Search code examples
perl

How to find the indices of sub-list patterns in Perl


I have a longer list whose elements are multi-character symbols, for example:

@c = qw(iim v7 v7 iM iv7 iM im iv7 iv7 bviiM im biio iim bviim biiM biim bviM bviM ivm iih v7 v7 v7 iiim iiih vi7 iim v7 v7 iM iv7 iM im iv7 bviiM im biio iim bviim bviim iiio iim v7 v7 v7 vm i7 ivM iiih vi7);

I'd like to find the indices in this list that match sub-lists of the type S1+ S2+ S3+, where the "+" means match one or more times. So, for example, the sub-list pattern (im iv7 bviiM) would match both (im iv7 iv7 bviiM) and (im iv7 bviiM) as highlighted in bold above. The code would provide the indices 6, 7, 8, 9 for the first match and 32, 33, 34 for the second.

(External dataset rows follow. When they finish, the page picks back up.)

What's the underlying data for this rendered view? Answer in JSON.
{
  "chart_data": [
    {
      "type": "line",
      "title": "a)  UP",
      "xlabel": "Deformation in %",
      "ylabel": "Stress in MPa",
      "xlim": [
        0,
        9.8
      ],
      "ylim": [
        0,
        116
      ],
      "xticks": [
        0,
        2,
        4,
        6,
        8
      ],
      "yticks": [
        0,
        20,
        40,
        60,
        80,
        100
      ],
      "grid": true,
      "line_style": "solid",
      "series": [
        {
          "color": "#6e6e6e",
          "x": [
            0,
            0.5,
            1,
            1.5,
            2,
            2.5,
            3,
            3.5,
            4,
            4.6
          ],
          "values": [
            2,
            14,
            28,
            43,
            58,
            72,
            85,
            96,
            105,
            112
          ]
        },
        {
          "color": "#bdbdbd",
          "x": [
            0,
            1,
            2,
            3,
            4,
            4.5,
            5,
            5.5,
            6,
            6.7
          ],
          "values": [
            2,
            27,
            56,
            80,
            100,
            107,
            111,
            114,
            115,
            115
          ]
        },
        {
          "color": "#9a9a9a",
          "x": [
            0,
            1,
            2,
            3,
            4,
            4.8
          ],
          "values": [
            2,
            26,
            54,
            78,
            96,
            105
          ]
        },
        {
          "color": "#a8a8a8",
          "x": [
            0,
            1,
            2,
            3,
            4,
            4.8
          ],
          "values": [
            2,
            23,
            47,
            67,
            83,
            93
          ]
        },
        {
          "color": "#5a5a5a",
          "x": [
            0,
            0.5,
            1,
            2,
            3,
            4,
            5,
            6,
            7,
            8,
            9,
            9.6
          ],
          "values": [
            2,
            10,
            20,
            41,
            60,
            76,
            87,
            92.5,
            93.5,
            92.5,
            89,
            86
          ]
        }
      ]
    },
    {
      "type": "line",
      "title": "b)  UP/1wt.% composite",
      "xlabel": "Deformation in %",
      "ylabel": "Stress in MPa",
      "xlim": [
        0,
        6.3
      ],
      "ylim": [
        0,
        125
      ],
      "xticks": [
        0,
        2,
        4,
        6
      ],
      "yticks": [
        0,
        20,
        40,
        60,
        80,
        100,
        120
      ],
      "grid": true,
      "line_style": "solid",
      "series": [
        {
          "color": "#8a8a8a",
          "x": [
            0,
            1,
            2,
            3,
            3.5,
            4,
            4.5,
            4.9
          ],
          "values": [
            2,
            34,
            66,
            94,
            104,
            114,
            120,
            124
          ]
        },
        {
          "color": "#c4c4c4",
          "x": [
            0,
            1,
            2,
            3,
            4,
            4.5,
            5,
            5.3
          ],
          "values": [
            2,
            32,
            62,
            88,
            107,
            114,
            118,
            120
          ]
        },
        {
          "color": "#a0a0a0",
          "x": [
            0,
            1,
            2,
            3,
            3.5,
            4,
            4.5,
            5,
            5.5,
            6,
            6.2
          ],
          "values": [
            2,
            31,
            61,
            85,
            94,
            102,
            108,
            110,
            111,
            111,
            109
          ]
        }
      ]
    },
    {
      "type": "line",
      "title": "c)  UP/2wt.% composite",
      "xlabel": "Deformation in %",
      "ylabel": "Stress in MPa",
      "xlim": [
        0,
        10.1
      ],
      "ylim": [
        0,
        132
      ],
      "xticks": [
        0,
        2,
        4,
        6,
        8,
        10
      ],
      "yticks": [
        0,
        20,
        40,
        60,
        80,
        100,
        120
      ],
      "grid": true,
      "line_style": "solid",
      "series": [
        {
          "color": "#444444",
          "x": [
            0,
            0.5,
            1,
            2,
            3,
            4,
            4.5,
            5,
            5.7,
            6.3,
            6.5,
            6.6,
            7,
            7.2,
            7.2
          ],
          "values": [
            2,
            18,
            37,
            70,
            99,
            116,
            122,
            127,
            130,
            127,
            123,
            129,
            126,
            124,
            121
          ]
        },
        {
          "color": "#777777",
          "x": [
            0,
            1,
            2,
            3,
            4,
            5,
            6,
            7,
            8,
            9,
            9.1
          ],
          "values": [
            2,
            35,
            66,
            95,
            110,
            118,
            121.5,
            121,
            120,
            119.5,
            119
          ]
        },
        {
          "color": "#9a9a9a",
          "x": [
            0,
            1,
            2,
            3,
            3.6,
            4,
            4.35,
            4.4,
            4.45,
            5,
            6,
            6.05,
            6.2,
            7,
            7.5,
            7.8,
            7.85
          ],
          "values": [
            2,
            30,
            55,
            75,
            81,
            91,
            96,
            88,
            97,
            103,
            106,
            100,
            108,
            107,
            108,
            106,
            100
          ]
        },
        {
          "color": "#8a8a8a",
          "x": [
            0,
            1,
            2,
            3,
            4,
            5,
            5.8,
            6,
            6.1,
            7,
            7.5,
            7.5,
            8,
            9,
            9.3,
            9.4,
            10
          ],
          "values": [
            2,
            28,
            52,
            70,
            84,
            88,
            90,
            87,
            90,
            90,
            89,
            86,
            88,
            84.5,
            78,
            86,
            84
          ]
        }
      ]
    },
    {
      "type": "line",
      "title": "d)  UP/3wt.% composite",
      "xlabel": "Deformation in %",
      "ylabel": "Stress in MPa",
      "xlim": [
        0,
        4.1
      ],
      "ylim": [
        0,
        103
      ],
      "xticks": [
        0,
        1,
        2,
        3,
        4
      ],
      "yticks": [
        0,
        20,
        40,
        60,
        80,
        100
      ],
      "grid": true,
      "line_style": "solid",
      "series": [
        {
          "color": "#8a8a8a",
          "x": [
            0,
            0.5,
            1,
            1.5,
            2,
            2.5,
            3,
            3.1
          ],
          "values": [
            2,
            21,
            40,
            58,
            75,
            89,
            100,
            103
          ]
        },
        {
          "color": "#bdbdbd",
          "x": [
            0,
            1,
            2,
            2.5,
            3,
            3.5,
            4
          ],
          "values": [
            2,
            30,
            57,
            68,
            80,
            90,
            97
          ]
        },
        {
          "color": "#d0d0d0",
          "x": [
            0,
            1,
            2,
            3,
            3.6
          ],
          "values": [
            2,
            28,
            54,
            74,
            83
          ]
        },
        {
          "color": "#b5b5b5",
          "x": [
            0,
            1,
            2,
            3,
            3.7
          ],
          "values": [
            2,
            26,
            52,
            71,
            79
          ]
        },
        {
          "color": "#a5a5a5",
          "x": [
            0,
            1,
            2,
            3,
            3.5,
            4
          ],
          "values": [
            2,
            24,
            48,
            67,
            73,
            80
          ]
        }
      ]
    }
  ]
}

On the surface, this doesn't seem like it should be difficult, and I've tried implementing this with a variety of methods, including regexes, but so far it has beaten me. If there's a simple way to do this I'd be grateful for any help.


Solution

  • An interesting problem, because repeated elements need also be matched by items from the given sub-sequence while the order need be maintained.

    use warnings;
    use strict;
    use feature 'say';
    use Data::Dump qw(dd);
    
    my @words = qw(iim v7 v7 iM iv7 iM im iv7 iv7 bviiM im biio iim bviim biiM
        biim bviM bviM ivm iih v7 v7 v7 iiim iiih vi7 iim v7 v7 iM iv7 iM im 
        iv7 bviiM im biio iim bviim bviim iiio iim v7 v7 v7 vm i7 ivM iiih vi7);
    
    my @subseq = qw(im iv7 bviiM);
    
    my (@all_seqs, @mi);
    my $s = 0;
    
    for my $i (0 .. $#words) { 
        if ($words[$i] eq $subseq[$s]) {  # first in @subseq or repeated from @words
            push @mi, $i;
        }   
        elsif (@mi and $s == @subseq-1) { # done, exhausted @subseq
            push @all_seqs, [ @mi ];  
            $s = 0;
            @mi = (); 
        }   
        elsif (@mi and $words[$i] eq $subseq[++$s]) { # next in @subseq
            push @mi, $i;
        }
        elsif (@mi) { # failed to match all from @subseq
            $s = 0;  
            @mi = ();
        }
    }
    dd \@all_seqs;
    

    The @mi is included in all tests after the first one so that they are done only when something has already been matched.

    Prints

    [[6 .. 9], [32, 33, 34]]
    

    Uncomment printing lines to track its operation. This has been tested beyond the basic run above but not well enough.


    Or, concatenate all words into a string and match the sub-sequence, concatenated into a pattern, by regex; then it's easy to take care of possible repetitions. In order to also scoop up indices from the original array in a match I prepend each word by __INDEX__.

    # Same @words and @subseq from above
    
    my $w = join '', map { '__'.$_.'__' . $words[$_] } 0.. $#words;
    
    my $patt = '(' . 
        join('', map { '(?:' . '__[0-9]+__' . quotemeta($_) . ')+' } @subseq) . ')';
    
    my @seqs = $w =~ /$patt/g;
    
    my @seqs_idx = map { [ /__([0-9]+)__/g ]  } @seqs;
    
    dd \@seqs_idx;
    

    Since __IDX__ must not be in @words nor @subseq it should really be checked for. That would hurt efficiency so perhaps use an even more unlikely separator-token built with the index (and if it contains regex-special characters put it through quotemeta in the @subseq-based pattern).